Of course, the "perhaps" in the first line of this statement, and the subsequent qualification expressed by "If ye be found obedient," which even hapless Adam has sense enough to question, tells all the story anyone needs to hear to know just how improbable it is that any human being would ever reach and maintain a level of existence pure enough to float away on angel-wings to this or that other Paradise every true believer knows and hopes to make his/her own. All that God demands of your being there is that you "love entire" the Father who created you susceptible to the fall from grace initially and either sent, or allowed, pure Evil in the shape- shifter's body to invade the perfect Garden He created for your eternal pleasure.
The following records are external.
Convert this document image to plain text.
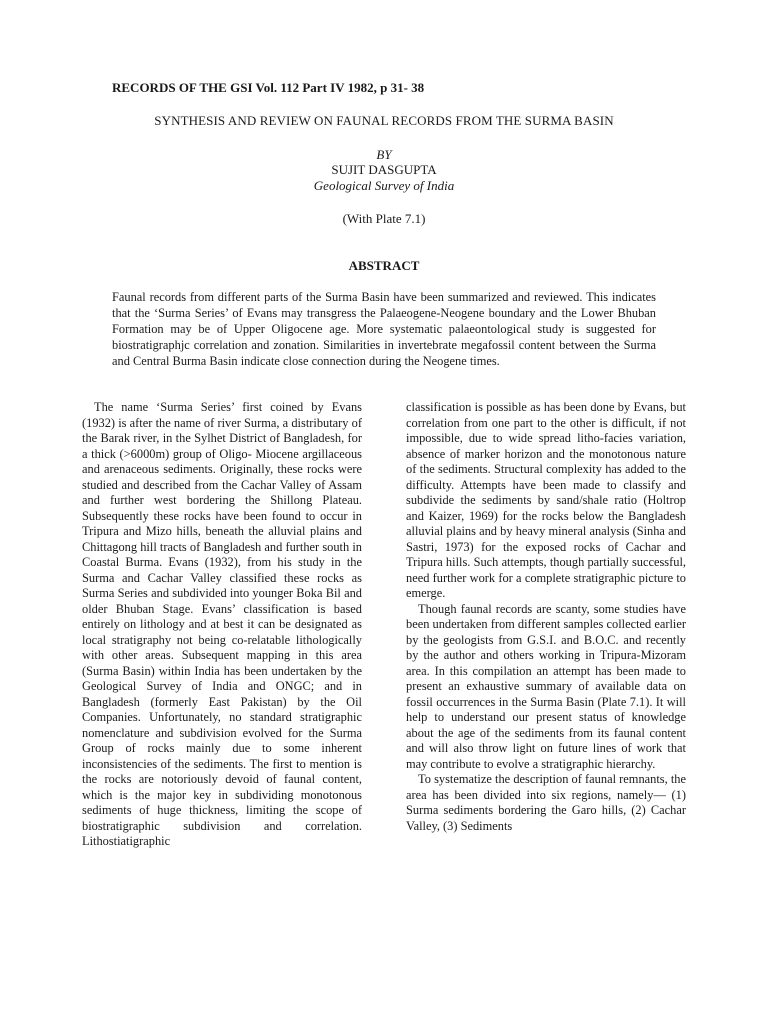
RECORDS OF THE GSI Vol. 112 Part IV 1982, p 31- 38
SYNTHESIS AND REVIEW ON FAUNAL RECORDS FROM THE SURMA BASIN
BY
SUJIT DASGUPTA
Geological Survey of India
(With Plate 7.1)
ABSTRACT
Faunal records from different parts of the Surma Basin have been summarized and reviewed. This indicates that the ‘Surma Series’ of Evans may transgress the Palaeogene-Neogene boundary and the Lower Bhuban Formation may be of Upper Oligocene age. More systematic palaeontological study is suggested for biostratigraphjc correlation and zonation. Similarities in invertebrate megafossil content between the Surma and Central Burma Basin indicate close connection during the Neogene times.

The name ‘Surma Series’ first coined by Evans (1932) is after the name of river Surma, a distributary of the Barak river, in the Sylhet District of Bangladesh, for a thick (>6000m) group of Oligo- Miocene argillaceous and arenaceous sediments. Originally, these rocks were studied and described from the Cachar Valley of Assam and further west bordering the Shillong Plateau. Subsequently these rocks have been found to occur in Tripura and Mizo hills, beneath the alluvial plains and Chittagong hill tracts of Bangladesh and further south in Coastal Burma. Evans (1932), from his study in the Surma and Cachar Valley classified these rocks as Surma Series and subdivided into younger Boka Bil and older Bhuban Stage. Evans’ classification is based entirely on lithology and at best it can be designated as local stratigraphy not being co-relatable lithologically with other areas. Subsequent mapping in this area (Surma Basin) within India has been undertaken by the Geological Survey of India and ONGC; and in Bangladesh (formerly East Pakistan) by the Oil Companies. Unfortunately, no standard stratigraphic nomenclature and subdivision evolved for the Surma Group of rocks mainly due to some inherent inconsistencies of the sediments. The first to mention is the rocks are notoriously devoid of faunal content, which is the major key in subdividing monotonous sediments of huge thickness, limiting the scope of biostratigraphic subdivision and correlation. Lithostiatigraphic

classification is possible as has been done by Evans, but correlation from one part to the other is difficult, if not impossible, due to wide spread litho-facies variation, absence of marker horizon and the monotonous nature of the sediments. Structural complexity has added to the difficulty. Attempts have been made to classify and subdivide the sediments by sand/shale ratio (Holtrop and Kaizer, 1969) for the rocks below the Bangladesh alluvial plains and by heavy mineral analysis (Sinha and Sastri, 1973) for the exposed rocks of Cachar and Tripura hills. Such attempts, though partially successful, need further work for a complete stratigraphic picture to emerge.

Though faunal records are scanty, some studies have been undertaken from different samples collected earlier by the geologists from G.S.I. and B.O.C. and recently by the author and others working in Tripura-Mizoram area. In this compilation an attempt has been made to present an exhaustive summary of available data on fossil occurrences in the Surma Basin (Plate 7.1). It will help to understand our present status of knowledge about the age of the sediments from its faunal content and will also throw light on future lines of work that may contribute to evolve a stratigraphic hierarchy.

To systematize the description of faunal remnants, the area has been divided into six regions, namely— (1) Surma sediments bordering the Garo hills, (2) Cachar Valley, (3) Sediments
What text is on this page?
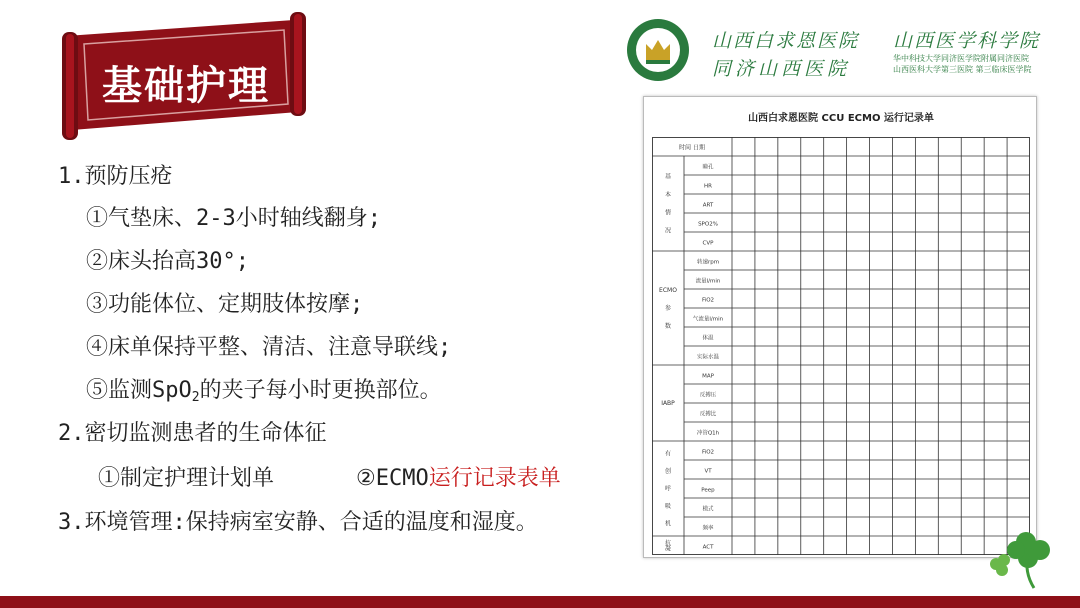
基础护理
山西白求恩医院
同济山西医院
山西医学科学院
华中科技大学同济医学院附属同济医院
山西医科大学第三医院 第三临床医学院
1.预防压疮
①气垫床、2-3小时轴线翻身;
②床头抬高30°;
③功能体位、定期肢体按摩;
④床单保持平整、清洁、注意导联线;
⑤监测SpO$_2$的夹子每小时更换部位。
2.密切监测患者的生命体征
①制定护理计划单	②ECMO运行记录表单
3.环境管理:保持病室安静、合适的温度和湿度。
山西白求恩医院 CCU ECMO 运行记录单
时间 日期
瞳孔
HR
ART
SPO2%
CVP
基
本
情
况
转速rpm
流量l/min
FiO2
气流量l/min
体温
实际水温
ECMO
参
数
MAP
反搏压
反搏比
冲管Q1h
IABP
FiO2
VT
Peep
模式
频率
有
创
呼
吸
机
ACT
抗
凝
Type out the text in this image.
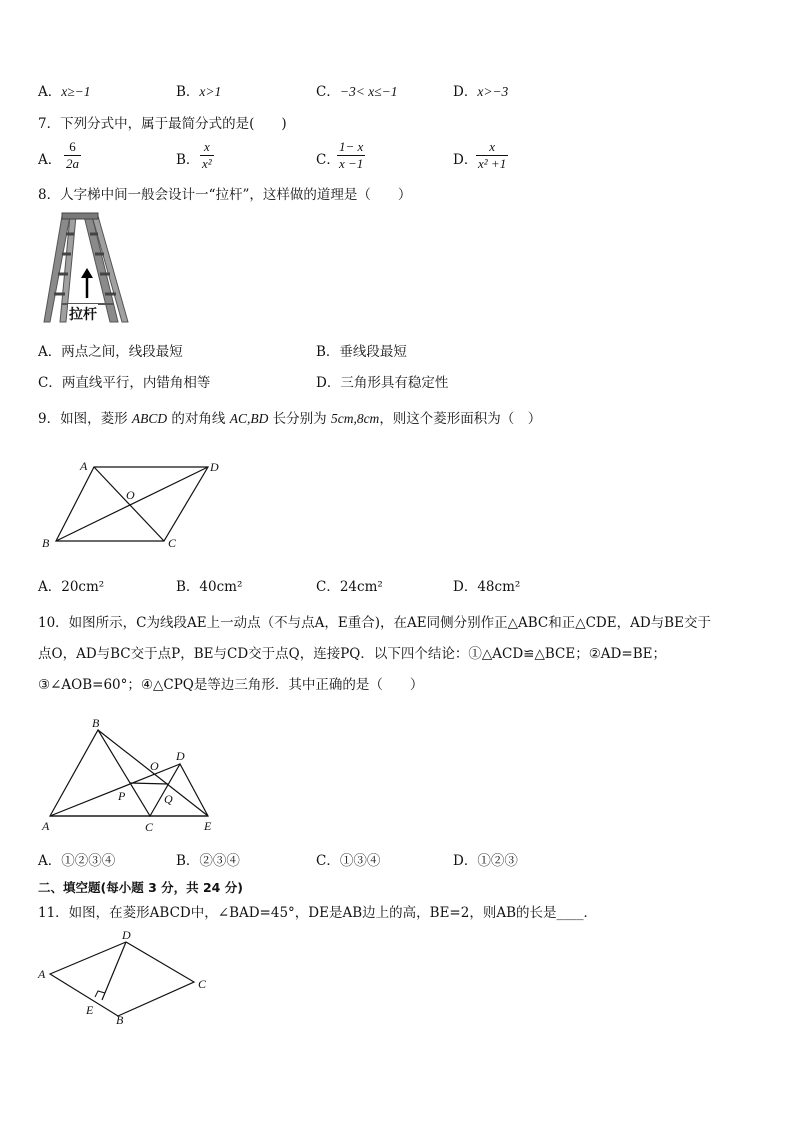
A．x≥−1	B．x>1	C．−3< x≤−1	D．x>−3
7．下列分式中，属于最简分式的是(　　)
A．
6
2a	B．
x
x²	C．
1− x
x −1	D．
x
x² +1
8．人字梯中间一般会设计一“拉杆”，这样做的道理是（　　）
拉杆
A．两点之间，线段最短	B．垂线段最短
C．两直线平行，内错角相等	D．三角形具有稳定性
9．如图，菱形 ABCD 的对角线 AC,BD 长分别为 5cm,8cm，则这个菱形面积为（　）
A	D
O
B	C
A．20cm²	B．40cm²	C．24cm²	D．48cm²
10．如图所示，C为线段AE上一动点（不与点A，E重合)，在AE同侧分别作正△ABC和正△CDE，AD与BE交于
点O，AD与BC交于点P，BE与CD交于点Q，连接PQ．以下四个结论：①△ACD≌△BCE；②AD=BE；
③∠AOB=60°；④△CPQ是等边三角形．其中正确的是（　　）
B
D
O
P	Q
A	C	E
A．①②③④	B．②③④	C．①③④	D．①②③
二、填空题(每小题 3 分，共 24 分)
11．如图，在菱形ABCD中，∠BAD=45°，DE是AB边上的高，BE=2，则AB的长是____．
D
A
C
E
B
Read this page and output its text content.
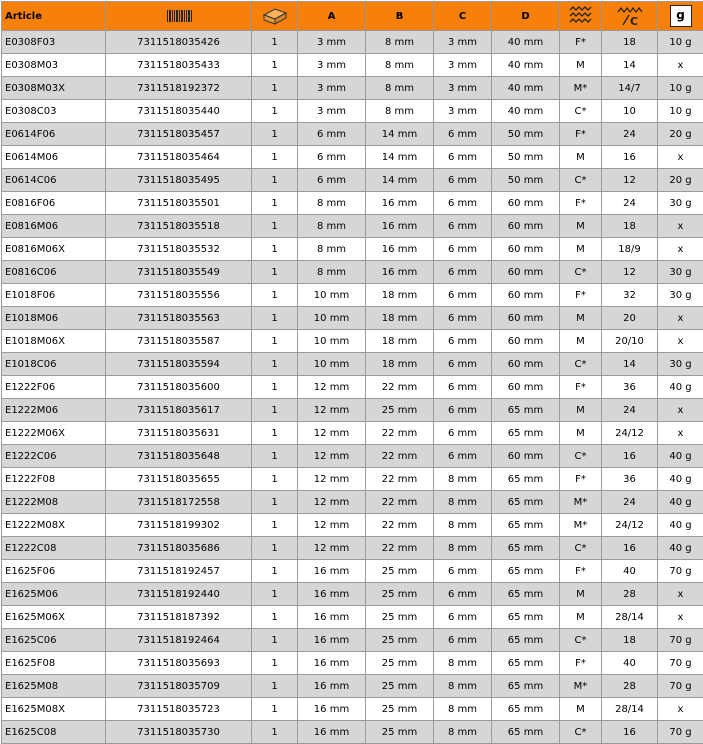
Article			A	B	C	D		C	g
E0308F03	7311518035426	1	3 mm	8 mm	3 mm	40 mm	F*	18	10 g
E0308M03	7311518035433	1	3 mm	8 mm	3 mm	40 mm	M	14	x
E0308M03X	7311518192372	1	3 mm	8 mm	3 mm	40 mm	M*	14/7	10 g
E0308C03	7311518035440	1	3 mm	8 mm	3 mm	40 mm	C*	10	10 g
E0614F06	7311518035457	1	6 mm	14 mm	6 mm	50 mm	F*	24	20 g
E0614M06	7311518035464	1	6 mm	14 mm	6 mm	50 mm	M	16	x
E0614C06	7311518035495	1	6 mm	14 mm	6 mm	50 mm	C*	12	20 g
E0816F06	7311518035501	1	8 mm	16 mm	6 mm	60 mm	F*	24	30 g
E0816M06	7311518035518	1	8 mm	16 mm	6 mm	60 mm	M	18	x
E0816M06X	7311518035532	1	8 mm	16 mm	6 mm	60 mm	M	18/9	x
E0816C06	7311518035549	1	8 mm	16 mm	6 mm	60 mm	C*	12	30 g
E1018F06	7311518035556	1	10 mm	18 mm	6 mm	60 mm	F*	32	30 g
E1018M06	7311518035563	1	10 mm	18 mm	6 mm	60 mm	M	20	x
E1018M06X	7311518035587	1	10 mm	18 mm	6 mm	60 mm	M	20/10	x
E1018C06	7311518035594	1	10 mm	18 mm	6 mm	60 mm	C*	14	30 g
E1222F06	7311518035600	1	12 mm	22 mm	6 mm	60 mm	F*	36	40 g
E1222M06	7311518035617	1	12 mm	25 mm	6 mm	65 mm	M	24	x
E1222M06X	7311518035631	1	12 mm	22 mm	6 mm	65 mm	M	24/12	x
E1222C06	7311518035648	1	12 mm	22 mm	6 mm	60 mm	C*	16	40 g
E1222F08	7311518035655	1	12 mm	22 mm	8 mm	65 mm	F*	36	40 g
E1222M08	7311518172558	1	12 mm	22 mm	8 mm	65 mm	M*	24	40 g
E1222M08X	7311518199302	1	12 mm	22 mm	8 mm	65 mm	M*	24/12	40 g
E1222C08	7311518035686	1	12 mm	22 mm	8 mm	65 mm	C*	16	40 g
E1625F06	7311518192457	1	16 mm	25 mm	6 mm	65 mm	F*	40	70 g
E1625M06	7311518192440	1	16 mm	25 mm	6 mm	65 mm	M	28	x
E1625M06X	7311518187392	1	16 mm	25 mm	6 mm	65 mm	M	28/14	x
E1625C06	7311518192464	1	16 mm	25 mm	6 mm	65 mm	C*	18	70 g
E1625F08	7311518035693	1	16 mm	25 mm	8 mm	65 mm	F*	40	70 g
E1625M08	7311518035709	1	16 mm	25 mm	8 mm	65 mm	M*	28	70 g
E1625M08X	7311518035723	1	16 mm	25 mm	8 mm	65 mm	M	28/14	x
E1625C08	7311518035730	1	16 mm	25 mm	8 mm	65 mm	C*	16	70 g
What I learned fifteen years after I first read Paradise Lost, when the time finally came to open the bridge the old man and I had so laboriously, so carefully, built, was that the material reality of the images Milton used to fashion his description of a depraved human reality were still there in my mind with all the force and terror that any material possession contains and projects into one's living subjectivity. While I waited for the vision of another kind of life to take hold of my being there at this end of the bridge in time, I fully expected to see a hoard of monstrous demons emerge from the ground of my betrayal of everything the whiteman's world holds and honors as value against the potential of a heathen's right to exist and live in the very land of his/her ancestral spirits. To say I was apprehensive about the outcome of my decision to complete the task the old man wanted me to finish, which had taken on the semblance of an act of calling up some devil, was the same as seriously under- estimating the terror and dread Milton's ideology inspired as a picture in my mind with me as target for God's most insidious and vengeful rage. I truly believed with half my mind and thought that I had sold and sealed my fate into the hands of hungry devils looking for another soul to eat.
As it turns out, if you want to give yourself a chance for a different kind of life, one not dominated by hierarchical structures that always already define you as depraved and sin-ridden, you have to be willing to risk a little more than you can possibly comprehend to get your first step out on the bridge that takes you there.